И тут его отбросило взрывом. «Панцерфауст» пробил круглую дыру в стальном щите гаубицы, оторвал голову ординарцу. Два средних танка «Марка-4» и одна «пантера» с 75-миллиметровым орудием брали в клещи последнюю гаубицу — ее выкатили на плохо защищенную позицию. А стрельба в тылу дивизии уносилась все дальше и дальше.
«Пантеру» что-то отвлекло в сторону. Отогнав оба танка, Эрик услышал, как ожили вдруг пушки 3-й батареи. Он послал туда связного. Тот вернулся, доложил: 3-я батарея подорвала толом две гаубицы, две остальные подбиты немецкими танками.
— Прекратить огонь! — хрипло прокричал Эрик. Только тут он заметил, что с перегретого дула гаубицы облупилась, повисла хлопьями краска цвета хаки. Никто не удосужился выкрасить орудие в зимний белый цвет.
К рассвету немцы ушли на запад, добивая дивизию, оставив небольшой заслон с двумя танками. В дивизионе оставалось три гаубицы из двенадцати.
Эрик собрал артиллеристов, приказал им спасти два брошенных орудия. Еще дважды отбивал он атаку танков, лупил прямой наводкой, потом прорвался в деревню, отбил у эсэсовцев три американских тягача. Он решил вывезти гаубицы. Дул пронизывающий ветер, хлестал по разгоряченным, распаренным лицам снег пополам с дождем.
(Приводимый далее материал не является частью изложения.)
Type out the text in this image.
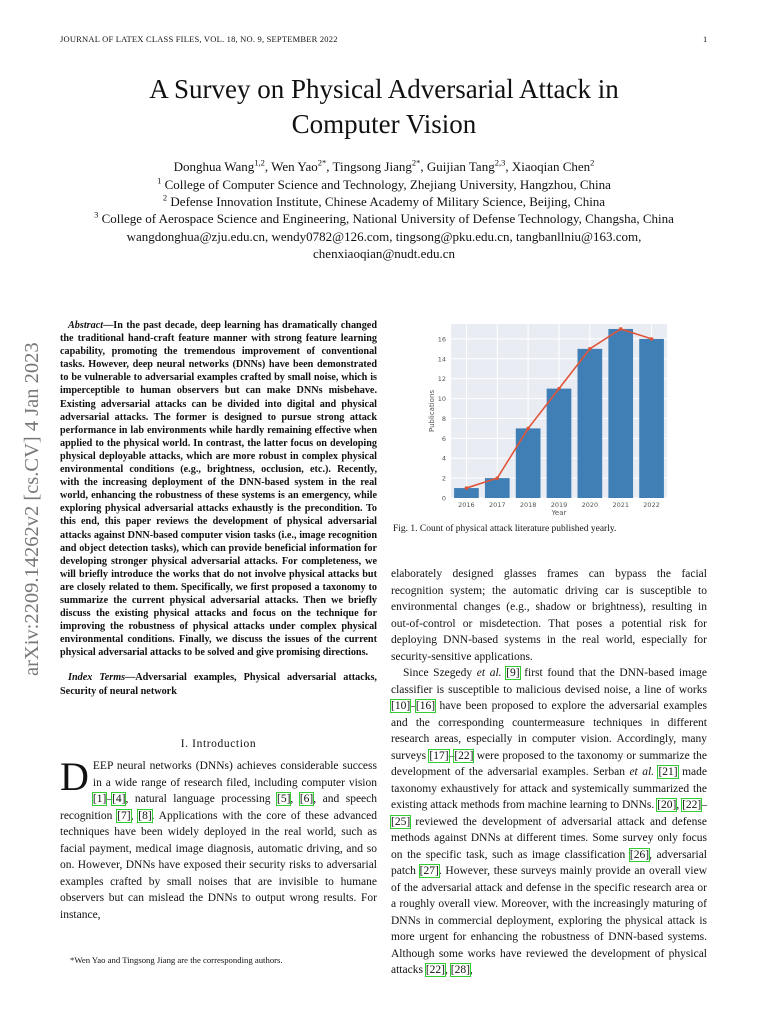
JOURNAL OF LATEX CLASS FILES, VOL. 18, NO. 9, SEPTEMBER 2022	1
A Survey on Physical Adversarial Attack in
Computer Vision
Donghua Wang$^{1,2}$, Wen Yao$^{2*}$, Tingsong Jiang$^{2*}$, Guijian Tang$^{2,3}$, Xiaoqian Chen$^2$
$^1$ College of Computer Science and Technology, Zhejiang University, Hangzhou, China
$^2$ Defense Innovation Institute, Chinese Academy of Military Science, Beijing, China
$^3$ College of Aerospace Science and Engineering, National University of Defense Technology, Changsha, China
wangdonghua@zju.edu.cn, wendy0782@126.com, tingsong@pku.edu.cn, tangbanllniu@163.com,
chenxiaoqian@nudt.edu.cn
arXiv:2209.14262v2 [cs.CV] 4 Jan 2023
Abstract—In the past decade, deep learning has dramatically changed the traditional hand-craft feature manner with strong feature learning capability, promoting the tremendous improvement of conventional tasks. However, deep neural networks (DNNs) have been demonstrated to be vulnerable to adversarial examples crafted by small noise, which is imperceptible to human observers but can make DNNs misbehave. Existing adversarial attacks can be divided into digital and physical adversarial attacks. The former is designed to pursue strong attack performance in lab environments while hardly remaining effective when applied to the physical world. In contrast, the latter focus on developing physical deployable attacks, which are more robust in complex physical environmental conditions (e.g., brightness, occlusion, etc.). Recently, with the increasing deployment of the DNN-based system in the real world, enhancing the robustness of these systems is an emergency, while exploring physical adversarial attacks exhaustly is the precondition. To this end, this paper reviews the development of physical adversarial attacks against DNN-based computer vision tasks (i.e., image recognition and object detection tasks), which can provide beneficial information for developing stronger physical adversarial attacks. For completeness, we will briefly introduce the works that do not involve physical attacks but are closely related to them. Specifically, we first proposed a taxonomy to summarize the current physical adversarial attacks. Then we briefly discuss the existing physical attacks and focus on the technique for improving the robustness of physical attacks under complex physical environmental conditions. Finally, we discuss the issues of the current physical adversarial attacks to be solved and give promising directions.
Index Terms—Adversarial examples, Physical adversarial attacks, Security of neural network
I. Introduction
DEEP neural networks (DNNs) achieves considerable success in a wide range of research filed, including computer vision [1]–[4], natural language processing [5], [6], and speech recognition [7], [8]. Applications with the core of these advanced techniques have been widely deployed in the real world, such as facial payment, medical image diagnosis, automatic driving, and so on. However, DNNs have exposed their security risks to adversarial examples crafted by small noises that are invisible to humane observers but can mislead the DNNs to output wrong results. For instance,
*Wen Yao and Tingsong Jiang are the corresponding authors.
0
2
4
6
8
10
12
14
16
2016 2017 2018 2019 2020 2021 2022
Year
Publications
Fig. 1. Count of physical attack literature published yearly.
elaborately designed glasses frames can bypass the facial recognition system; the automatic driving car is susceptible to environmental changes (e.g., shadow or brightness), resulting in out-of-control or misdetection. That poses a potential risk for deploying DNN-based systems in the real world, especially for security-sensitive applications.
Since Szegedy et al. [9] first found that the DNN-based image classifier is susceptible to malicious devised noise, a line of works [10]–[16] have been proposed to explore the adversarial examples and the corresponding countermeasure techniques in different research areas, especially in computer vision. Accordingly, many surveys [17]–[22] were proposed to the taxonomy or summarize the development of the adversarial examples. Serban et al. [21] made taxonomy exhaustively for attack and systemically summarized the existing attack methods from machine learning to DNNs. [20], [22]–[25] reviewed the development of adversarial attack and defense methods against DNNs at different times. Some survey only focus on the specific task, such as image classification [26], adversarial patch [27]. However, these surveys mainly provide an overall view of the adversarial attack and defense in the specific research area or a roughly overall view. Moreover, with the increasingly maturing of DNNs in commercial deployment, exploring the physical attack is more urgent for enhancing the robustness of DNN-based systems. Although some works have reviewed the development of physical attacks [22], [28],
Когда стемнело, артиллеристы подцепили к тягачам все три орудия. Немцы пускали осветительные ракеты, обстреливали артиллеристов из двух пулеметов и автоматов. К этому времени Эрик остался единственным офицером в дивизионе. Одни были убиты, другие разбежались, командир сдался в плен. Одно время казалось, что им не удастся спасти пушки. Колеса гаубиц увязли в жидком месиве по самую ось, тягачи буксовали. Под беспокоящим пулеметным огнем они все же ухитрились погрузить на машины до двухсот пятидесяти снарядов в зарядных ящиках. Эрик сел с водителем переднего тягача, скомандовал, высунувшись из кабины:
— За мной!
Отступали по дороге к Шенбергу. Но ив этом местечке не удалось удержаться. С севера в него ломились эсэсовцы «Лейб-штандарта». На шоссе царила паника. На обочинах и проезжей части валялись шинели, ранцы, винтовки, пулеметы ручные и крупнокалиберные, рационы. Жгли прямо с домами штабные документы. Части потеряли и не могли восстановить связь друг с другом. Иные из них сражались в полном окружении или сдавались в плен. Кто-то из офицеров 106-й дивизии сказал Эрику, что крауты, наступая от Снежного Эйфеля до Высокого Венна, вбили во фронт 1-й армии пять клиньев, разгромив три американские дивизии. Один из клиньев пришелся по батарее Эрика. В высших штабах никак не могли решить, какое наступление начали немцы — местного или стратегического значения. Именно на панику и растерянность в малоопытных или вовсе необстрелянных штабах и войсках и рассчитывал Гитлер.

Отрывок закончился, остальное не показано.